Samenvatting
In het Radiotherapeutisch Instituut Stedendriehoek en Omstreken te Deventer werden van januari 1981 tot en met december 1989 359 patiënten die een mammasparende operatie hadden ondergaan, behandeld met radiotherapie. Sinds 1987 werden bij 79 van deze patiënten peroperatief iridiumgeleidenaalden ingebracht. Daarna vond de bestraling plaats. Met deze methode was de totale behandelingsduur gemiddeld 16 dagen korter dan bij de patiënten die na de operatie een behandeling met iridium of uitwendige bestraling kregen; bovendien behoefden de peroperatief behandelde patiënten slechts eenmaal onder narcose te worden gebracht. Tevens was er een betere positionering van de naalden mogelijk, zodat er minder kans bestond op foutieve lokalisatie. De follow-up-duur was kort, maar de voorlopige resultaten van de behandeling waren goed (1 lokaal recidief na een gemiddelde follow-up-duur van 20 maanden) en er werd geen nadelig effect op de wondgenezing geconstateerd.
(Geen onderwerp)
Utrecht, juni 1991,
Het artikel van Heeres et al. heb ik met veel belangstelling gelezen (1991;1084-8). Peroperatief plaatsen van iridiumgeleidenaalden tijdens de tumorectomie heeft inderdaad het voordeel van een kortere behandelingsduur en het vermijden van een tweede opname en nacrose. Een nadeel van deze handelwijse is echter dat het pathologisch-anatomische verslag pas later beschikbaar komt en dat deze vorm van behandeling dus bij een (mogelijk te) grote groep moet worden toegepast. Het is inmiddels vrijwel zeker dat een grote groep patiënten geen aanvullende iridiumimplantatie behoeft, sterker nog, bij deze groep is waarschijnlijk ook geen boost-dosis nodig; dit wordt momenteel onderzocht door de European Organization for Research and Treatment of Cancer.

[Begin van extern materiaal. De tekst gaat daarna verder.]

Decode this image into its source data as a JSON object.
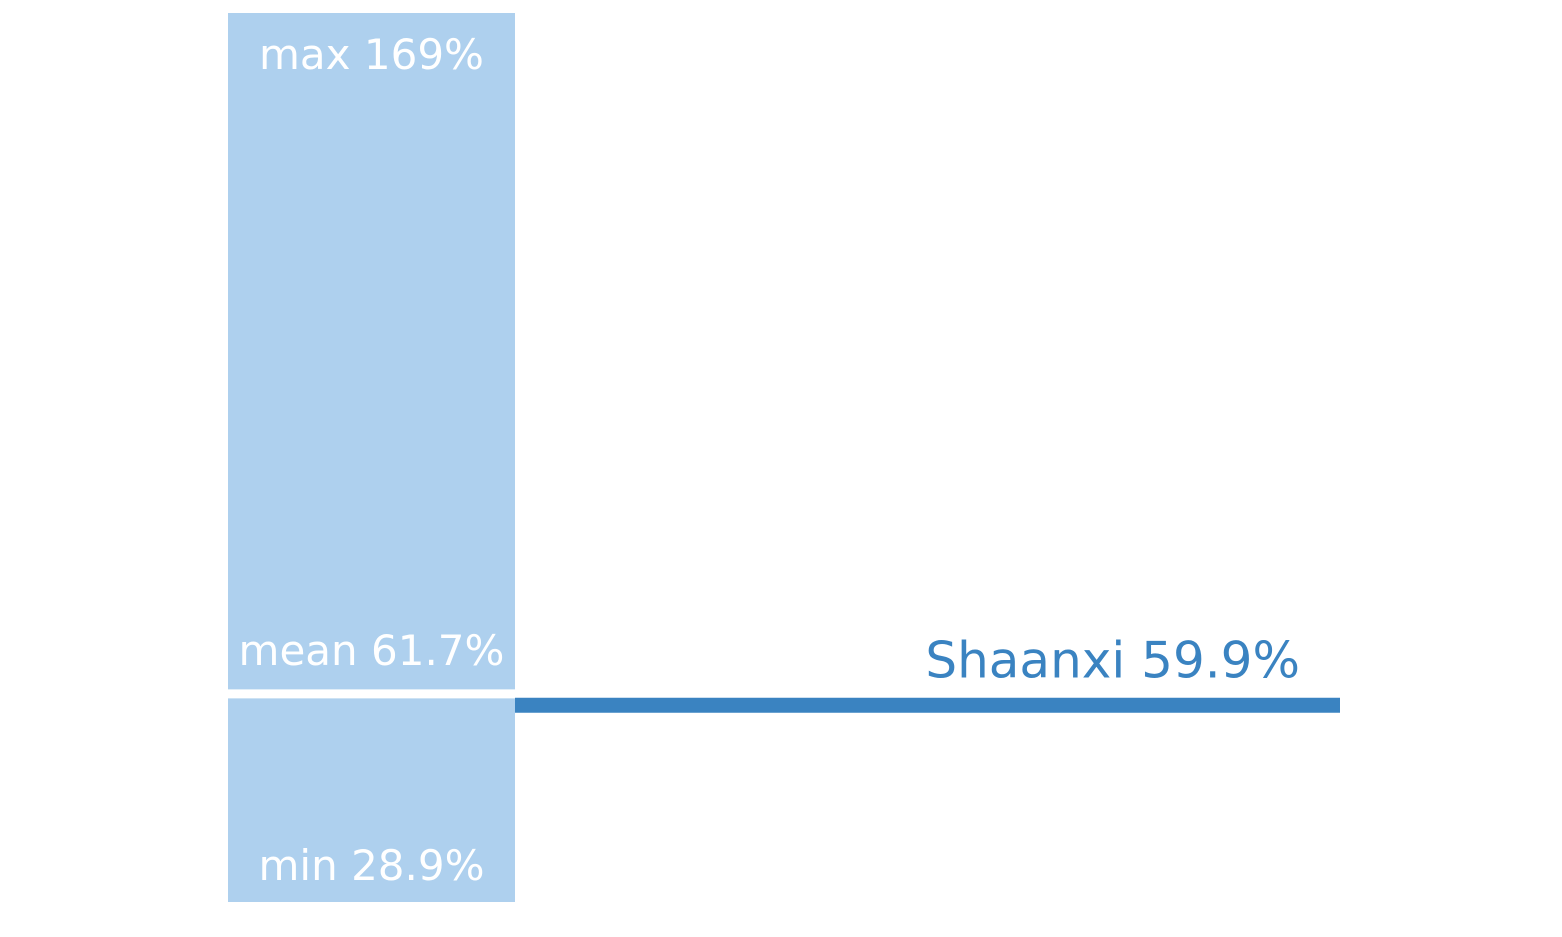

In het Academisch Ziekenhuis Utrecht wordt iridiumimplantatie toegepast bij patiënten met een niet-radicale excisie, een uitgebreide in situ-component of een grote (> 3 cm) tumor. Dit betekent weliswaar dat bij deze patiënten een tweede opname noodzakelijk is, maar sinds 1,5 jaar worden de geleidenaalden onder lokale anesthesie geplaatst. Dit spaart een tweede narcose plus een opnamedag (patiënte kan 's morgens komen en direct geholpen worden). Inmiddels zijn ruim 50 patiënten op deze wijze behandeld, slechts enkele patiënten verkiezen een tweede algehele narcose.
Ons behandelingsplan biedt een goed alternatief voor de peroperatieve implantatie en houdt tevens rekening met de microscopische bevindingen bij de selectie van patiënten voor deze therapie.
(Geen onderwerp)
Deventer, juli 1991,
Het plaatsen van geleidenaalden onder lokale anesthesie, zoals wordt toegepast door collega Battermann, is inderdaad een alternatief voor peroperatief implanteren van de naalden. Het bezwaar van het plaatsen van de naalden achteraf is dat er geen goed inzicht is in het te behandelen gebied. Dit inzicht is er wel bij het peroperatief plaatsen van de naalden. Door het later inbrengen van het iridium in de peroperatief geplaatste naalden kan gewacht worden op de definitieve pathologisch-anatomische uitslag, indien er goede afspraken zijn met de patholoog-anatomen. De opnameduur wordt hierdoor niet verlengd, want patiënte moet immers opgenomen zijn voor wondgenezing van de okselklierdissectie.
In het door Battermann genoemde Europese onderzoek wordt nagegaan wat de waarde is van de ‘surdosage’ bij de mammasparende therapie. Ons inziens kan men kiezen: òf deelnemen aan deze trial (peroperatief implanteren is binnen de trial niet mogelijk) òf de gangbare indicaties handhaven totdat de resultaten van de trial bekend zijn. Zodra blijkt dat de surdosage bij een omschreven groep patiënten niet meer nodig is zullen wij onze indicaties voor de surdosage vanzelfsprekend aanpassen.